A man is 25 m behind a bus, when bus starts accelerating at `2 ms^(-2)` and man starts moving with constant velocity of `10 ms^(-1)`. Time taken by him to board the bus is

To solve the problem step by step, we need to analyze the motion of both the man and the bus. ### Step 1: Define the Displacements Let: - \( s_m \) be the displacement of the man. - \( s_b \) be the displacement of the bus.
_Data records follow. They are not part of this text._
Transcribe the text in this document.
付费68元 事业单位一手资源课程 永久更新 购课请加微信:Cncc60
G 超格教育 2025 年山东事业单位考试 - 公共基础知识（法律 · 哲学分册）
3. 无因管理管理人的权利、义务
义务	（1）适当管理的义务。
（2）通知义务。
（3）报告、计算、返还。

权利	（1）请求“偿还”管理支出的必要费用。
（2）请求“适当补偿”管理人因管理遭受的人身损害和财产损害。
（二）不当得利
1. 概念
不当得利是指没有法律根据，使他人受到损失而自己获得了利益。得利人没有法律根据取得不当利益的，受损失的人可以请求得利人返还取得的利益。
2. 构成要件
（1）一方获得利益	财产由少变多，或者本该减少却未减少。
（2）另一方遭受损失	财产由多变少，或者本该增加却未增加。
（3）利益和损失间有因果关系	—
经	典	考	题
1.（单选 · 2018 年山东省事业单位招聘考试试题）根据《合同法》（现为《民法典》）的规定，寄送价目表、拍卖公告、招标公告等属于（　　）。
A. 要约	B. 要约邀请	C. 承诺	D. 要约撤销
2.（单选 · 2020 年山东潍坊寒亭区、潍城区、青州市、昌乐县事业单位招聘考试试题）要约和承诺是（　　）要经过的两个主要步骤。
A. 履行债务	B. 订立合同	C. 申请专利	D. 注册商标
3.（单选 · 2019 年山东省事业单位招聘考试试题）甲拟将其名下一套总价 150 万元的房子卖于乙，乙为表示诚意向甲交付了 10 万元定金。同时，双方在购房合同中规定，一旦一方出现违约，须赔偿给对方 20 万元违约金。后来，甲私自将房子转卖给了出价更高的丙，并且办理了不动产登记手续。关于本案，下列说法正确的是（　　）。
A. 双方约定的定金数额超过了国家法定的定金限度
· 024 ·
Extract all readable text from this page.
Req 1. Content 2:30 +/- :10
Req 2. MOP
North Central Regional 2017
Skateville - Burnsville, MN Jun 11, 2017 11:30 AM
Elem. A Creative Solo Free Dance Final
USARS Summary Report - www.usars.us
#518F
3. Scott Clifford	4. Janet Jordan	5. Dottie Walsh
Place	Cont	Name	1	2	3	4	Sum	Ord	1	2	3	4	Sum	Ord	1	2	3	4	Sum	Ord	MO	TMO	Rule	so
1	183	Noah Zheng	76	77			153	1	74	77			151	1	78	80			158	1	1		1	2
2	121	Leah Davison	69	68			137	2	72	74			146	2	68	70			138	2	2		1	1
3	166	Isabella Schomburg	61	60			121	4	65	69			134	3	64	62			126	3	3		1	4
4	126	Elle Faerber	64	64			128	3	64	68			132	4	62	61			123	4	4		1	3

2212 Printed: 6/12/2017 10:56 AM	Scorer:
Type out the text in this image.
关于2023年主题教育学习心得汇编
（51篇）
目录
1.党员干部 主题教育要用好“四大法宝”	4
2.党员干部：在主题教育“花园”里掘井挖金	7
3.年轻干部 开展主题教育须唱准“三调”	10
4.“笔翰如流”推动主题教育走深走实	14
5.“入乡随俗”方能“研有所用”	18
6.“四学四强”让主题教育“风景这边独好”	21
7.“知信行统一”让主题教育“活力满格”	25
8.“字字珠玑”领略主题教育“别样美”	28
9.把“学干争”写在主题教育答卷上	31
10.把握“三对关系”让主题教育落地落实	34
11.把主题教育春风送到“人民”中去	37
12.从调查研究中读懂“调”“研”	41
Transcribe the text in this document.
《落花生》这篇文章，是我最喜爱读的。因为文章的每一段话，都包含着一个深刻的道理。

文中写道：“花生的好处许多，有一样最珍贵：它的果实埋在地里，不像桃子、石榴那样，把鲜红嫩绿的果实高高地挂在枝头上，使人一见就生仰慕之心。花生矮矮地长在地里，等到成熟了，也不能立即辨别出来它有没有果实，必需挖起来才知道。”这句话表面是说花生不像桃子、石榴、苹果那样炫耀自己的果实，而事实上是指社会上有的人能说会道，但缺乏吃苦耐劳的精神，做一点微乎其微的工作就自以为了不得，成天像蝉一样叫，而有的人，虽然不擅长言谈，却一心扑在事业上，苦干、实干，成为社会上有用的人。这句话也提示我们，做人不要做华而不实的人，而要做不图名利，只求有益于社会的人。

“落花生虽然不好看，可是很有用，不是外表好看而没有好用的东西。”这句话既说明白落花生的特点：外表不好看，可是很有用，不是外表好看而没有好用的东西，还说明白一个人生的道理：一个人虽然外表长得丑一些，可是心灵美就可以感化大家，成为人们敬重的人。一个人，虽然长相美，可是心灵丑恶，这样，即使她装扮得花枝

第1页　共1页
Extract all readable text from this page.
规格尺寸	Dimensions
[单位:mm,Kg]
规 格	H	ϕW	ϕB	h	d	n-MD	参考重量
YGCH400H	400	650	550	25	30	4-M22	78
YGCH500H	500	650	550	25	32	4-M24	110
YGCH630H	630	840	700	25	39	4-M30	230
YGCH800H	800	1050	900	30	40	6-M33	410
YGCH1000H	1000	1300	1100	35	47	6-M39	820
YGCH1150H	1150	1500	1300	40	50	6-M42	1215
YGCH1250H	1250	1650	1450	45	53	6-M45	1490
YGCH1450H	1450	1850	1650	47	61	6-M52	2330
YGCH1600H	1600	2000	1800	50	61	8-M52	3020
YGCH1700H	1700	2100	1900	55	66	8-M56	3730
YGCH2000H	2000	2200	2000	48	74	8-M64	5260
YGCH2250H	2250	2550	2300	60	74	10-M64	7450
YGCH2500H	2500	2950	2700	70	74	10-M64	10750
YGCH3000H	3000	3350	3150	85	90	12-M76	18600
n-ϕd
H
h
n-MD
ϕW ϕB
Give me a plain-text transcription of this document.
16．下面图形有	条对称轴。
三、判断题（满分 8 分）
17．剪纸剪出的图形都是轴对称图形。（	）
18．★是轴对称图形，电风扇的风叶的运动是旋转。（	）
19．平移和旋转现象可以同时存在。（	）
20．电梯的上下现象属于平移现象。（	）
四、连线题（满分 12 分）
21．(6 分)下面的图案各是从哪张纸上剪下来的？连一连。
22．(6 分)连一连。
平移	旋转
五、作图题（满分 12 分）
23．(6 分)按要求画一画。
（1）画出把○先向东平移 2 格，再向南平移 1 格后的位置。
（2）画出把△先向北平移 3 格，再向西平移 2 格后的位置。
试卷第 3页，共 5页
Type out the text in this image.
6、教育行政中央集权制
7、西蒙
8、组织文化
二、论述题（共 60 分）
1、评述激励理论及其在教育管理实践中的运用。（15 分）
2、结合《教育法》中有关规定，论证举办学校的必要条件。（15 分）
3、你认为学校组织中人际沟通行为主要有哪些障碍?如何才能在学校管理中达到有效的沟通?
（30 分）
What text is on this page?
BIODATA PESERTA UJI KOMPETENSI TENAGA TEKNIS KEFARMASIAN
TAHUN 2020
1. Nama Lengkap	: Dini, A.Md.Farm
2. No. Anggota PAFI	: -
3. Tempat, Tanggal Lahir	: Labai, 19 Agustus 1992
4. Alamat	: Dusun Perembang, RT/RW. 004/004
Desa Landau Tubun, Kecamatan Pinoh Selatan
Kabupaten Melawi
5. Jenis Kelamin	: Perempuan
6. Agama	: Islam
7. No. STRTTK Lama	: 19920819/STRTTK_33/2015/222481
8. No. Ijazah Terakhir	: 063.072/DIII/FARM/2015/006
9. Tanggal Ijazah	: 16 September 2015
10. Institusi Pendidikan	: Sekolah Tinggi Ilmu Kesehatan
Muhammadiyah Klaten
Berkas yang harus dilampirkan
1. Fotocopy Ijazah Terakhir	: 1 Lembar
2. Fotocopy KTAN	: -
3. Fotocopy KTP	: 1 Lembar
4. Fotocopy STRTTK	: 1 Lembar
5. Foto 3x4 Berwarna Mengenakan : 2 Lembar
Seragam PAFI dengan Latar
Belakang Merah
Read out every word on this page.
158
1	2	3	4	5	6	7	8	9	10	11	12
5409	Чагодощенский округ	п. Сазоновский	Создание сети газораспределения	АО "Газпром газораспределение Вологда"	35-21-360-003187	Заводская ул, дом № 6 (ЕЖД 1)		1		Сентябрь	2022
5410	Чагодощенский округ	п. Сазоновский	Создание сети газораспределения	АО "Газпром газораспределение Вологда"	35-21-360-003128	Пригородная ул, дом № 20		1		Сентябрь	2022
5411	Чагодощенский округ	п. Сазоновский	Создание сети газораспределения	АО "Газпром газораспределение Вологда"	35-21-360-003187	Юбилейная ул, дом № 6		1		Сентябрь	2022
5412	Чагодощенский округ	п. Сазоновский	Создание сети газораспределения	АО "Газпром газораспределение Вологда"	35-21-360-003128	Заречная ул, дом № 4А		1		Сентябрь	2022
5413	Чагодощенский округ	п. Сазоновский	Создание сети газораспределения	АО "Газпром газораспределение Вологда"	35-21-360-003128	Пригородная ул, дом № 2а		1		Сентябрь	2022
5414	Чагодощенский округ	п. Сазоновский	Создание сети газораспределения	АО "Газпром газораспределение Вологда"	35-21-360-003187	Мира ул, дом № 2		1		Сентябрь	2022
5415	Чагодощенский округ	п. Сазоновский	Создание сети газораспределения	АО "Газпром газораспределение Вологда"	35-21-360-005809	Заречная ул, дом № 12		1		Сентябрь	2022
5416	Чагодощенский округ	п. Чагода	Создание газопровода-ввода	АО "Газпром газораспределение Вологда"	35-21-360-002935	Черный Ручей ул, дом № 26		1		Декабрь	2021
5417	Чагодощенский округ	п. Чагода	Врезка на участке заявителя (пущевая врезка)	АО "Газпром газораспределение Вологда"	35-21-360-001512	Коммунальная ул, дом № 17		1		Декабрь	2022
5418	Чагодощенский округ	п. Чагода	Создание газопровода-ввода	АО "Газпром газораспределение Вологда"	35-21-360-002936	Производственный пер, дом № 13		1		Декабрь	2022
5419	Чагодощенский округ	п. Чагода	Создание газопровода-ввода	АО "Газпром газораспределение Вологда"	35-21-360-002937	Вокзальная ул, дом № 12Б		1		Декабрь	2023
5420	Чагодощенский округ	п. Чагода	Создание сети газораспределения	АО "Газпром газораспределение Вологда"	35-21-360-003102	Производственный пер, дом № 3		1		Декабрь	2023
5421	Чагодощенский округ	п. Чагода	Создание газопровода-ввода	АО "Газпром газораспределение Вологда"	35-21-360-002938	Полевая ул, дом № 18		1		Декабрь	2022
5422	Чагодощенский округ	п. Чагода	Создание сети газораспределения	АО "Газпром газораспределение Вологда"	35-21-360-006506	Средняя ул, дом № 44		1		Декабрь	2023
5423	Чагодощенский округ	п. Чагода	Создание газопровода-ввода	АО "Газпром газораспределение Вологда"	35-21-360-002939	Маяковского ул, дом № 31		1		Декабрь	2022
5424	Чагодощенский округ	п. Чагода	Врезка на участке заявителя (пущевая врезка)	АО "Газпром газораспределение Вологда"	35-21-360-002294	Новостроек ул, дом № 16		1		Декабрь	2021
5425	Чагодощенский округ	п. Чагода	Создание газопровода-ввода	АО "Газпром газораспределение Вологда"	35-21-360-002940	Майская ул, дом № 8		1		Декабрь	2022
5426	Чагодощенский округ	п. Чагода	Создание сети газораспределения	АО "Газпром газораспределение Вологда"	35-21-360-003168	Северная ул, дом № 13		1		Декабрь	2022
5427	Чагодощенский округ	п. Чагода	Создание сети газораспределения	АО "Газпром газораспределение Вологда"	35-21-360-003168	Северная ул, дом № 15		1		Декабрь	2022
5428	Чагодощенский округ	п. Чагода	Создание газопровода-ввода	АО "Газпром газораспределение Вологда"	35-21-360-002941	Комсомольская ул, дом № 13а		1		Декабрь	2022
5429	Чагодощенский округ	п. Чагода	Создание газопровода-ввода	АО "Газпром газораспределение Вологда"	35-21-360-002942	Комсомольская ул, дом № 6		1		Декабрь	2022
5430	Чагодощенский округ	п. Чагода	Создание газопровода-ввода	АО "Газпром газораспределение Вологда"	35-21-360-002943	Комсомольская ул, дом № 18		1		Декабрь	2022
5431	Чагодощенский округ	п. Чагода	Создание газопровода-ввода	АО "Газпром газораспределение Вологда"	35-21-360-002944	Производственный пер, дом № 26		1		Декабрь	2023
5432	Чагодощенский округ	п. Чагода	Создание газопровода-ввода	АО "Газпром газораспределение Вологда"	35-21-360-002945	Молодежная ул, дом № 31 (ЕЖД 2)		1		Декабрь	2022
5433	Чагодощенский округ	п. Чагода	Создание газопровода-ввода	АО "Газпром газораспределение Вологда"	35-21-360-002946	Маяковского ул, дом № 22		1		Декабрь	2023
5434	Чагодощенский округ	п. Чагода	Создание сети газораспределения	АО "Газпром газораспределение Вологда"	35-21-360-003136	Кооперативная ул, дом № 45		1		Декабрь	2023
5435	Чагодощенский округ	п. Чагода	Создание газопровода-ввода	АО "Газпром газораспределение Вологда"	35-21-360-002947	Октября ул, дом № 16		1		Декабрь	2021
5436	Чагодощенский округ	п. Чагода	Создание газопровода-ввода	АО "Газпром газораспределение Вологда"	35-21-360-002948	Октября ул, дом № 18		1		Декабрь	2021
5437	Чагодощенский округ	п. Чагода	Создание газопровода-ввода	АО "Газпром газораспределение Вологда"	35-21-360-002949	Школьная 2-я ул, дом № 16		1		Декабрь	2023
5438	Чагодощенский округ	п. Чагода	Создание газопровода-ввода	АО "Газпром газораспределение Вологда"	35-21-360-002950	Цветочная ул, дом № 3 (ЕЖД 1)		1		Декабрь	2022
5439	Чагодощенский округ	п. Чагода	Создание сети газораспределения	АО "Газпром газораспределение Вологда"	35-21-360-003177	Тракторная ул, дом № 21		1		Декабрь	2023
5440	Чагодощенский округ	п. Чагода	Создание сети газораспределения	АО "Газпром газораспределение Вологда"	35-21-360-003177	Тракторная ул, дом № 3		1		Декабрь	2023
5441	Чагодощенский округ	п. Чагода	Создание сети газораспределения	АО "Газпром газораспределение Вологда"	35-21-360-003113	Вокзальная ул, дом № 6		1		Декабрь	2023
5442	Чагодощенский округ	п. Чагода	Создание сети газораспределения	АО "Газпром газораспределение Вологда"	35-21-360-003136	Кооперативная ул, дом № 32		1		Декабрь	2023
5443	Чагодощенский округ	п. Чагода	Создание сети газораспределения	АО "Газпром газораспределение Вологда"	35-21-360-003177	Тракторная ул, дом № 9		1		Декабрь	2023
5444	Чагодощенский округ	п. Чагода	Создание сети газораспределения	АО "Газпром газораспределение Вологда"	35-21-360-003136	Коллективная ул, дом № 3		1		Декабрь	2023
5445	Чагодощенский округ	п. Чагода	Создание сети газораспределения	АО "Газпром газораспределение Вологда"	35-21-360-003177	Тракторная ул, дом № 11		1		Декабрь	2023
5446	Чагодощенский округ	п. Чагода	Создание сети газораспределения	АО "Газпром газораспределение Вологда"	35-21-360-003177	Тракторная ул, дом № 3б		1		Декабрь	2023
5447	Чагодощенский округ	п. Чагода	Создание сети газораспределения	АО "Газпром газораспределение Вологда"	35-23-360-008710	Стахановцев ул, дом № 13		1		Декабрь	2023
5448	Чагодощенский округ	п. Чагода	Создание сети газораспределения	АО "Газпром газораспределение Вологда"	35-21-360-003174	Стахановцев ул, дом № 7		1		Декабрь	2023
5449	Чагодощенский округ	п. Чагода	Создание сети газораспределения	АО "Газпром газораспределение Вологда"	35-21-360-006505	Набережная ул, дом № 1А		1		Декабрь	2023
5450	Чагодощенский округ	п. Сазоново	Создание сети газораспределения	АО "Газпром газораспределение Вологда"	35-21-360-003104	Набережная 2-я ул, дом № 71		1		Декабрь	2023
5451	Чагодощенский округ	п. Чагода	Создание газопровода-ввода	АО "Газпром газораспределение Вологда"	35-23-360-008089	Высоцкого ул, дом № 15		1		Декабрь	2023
The man starts 25 m behind the bus, so we can express the displacement of the man as: \[ s_m = s_b + 25 \] ### Step 2: Write the Equations of Motion 1. **For the man** (moving with constant velocity): \[ s_m = u_m t = 10t \] where \( u_m = 10 \, \text{m/s} \) (the man's velocity) and \( t \) is the time in seconds. 2. **For the bus** (starting from rest and accelerating): \[ s_b = u_b t + \frac{1}{2} a_b t^2 = 0 + \frac{1}{2} (2) t^2 = t^2 \] where \( u_b = 0 \, \text{m/s} \) (the bus's initial velocity) and \( a_b = 2 \, \text{m/s}^2 \) (the bus's acceleration). ### Step 3: Set Up the Equation From the previous steps, we have: \[ 10t = t^2 + 25 \] ### Step 4: Rearrange the Equation Rearranging gives us: \[ t^2 - 10t + 25 = 0 \] ### Step 5: Solve the Quadratic Equation This can be factored as: \[ (t - 5)^2 = 0 \] Thus, we find: \[ t - 5 = 0 \quad \Rightarrow \quad t = 5 \, \text{seconds} \] ### Conclusion The time taken by the man to board the bus is \( t = 5 \) seconds. ---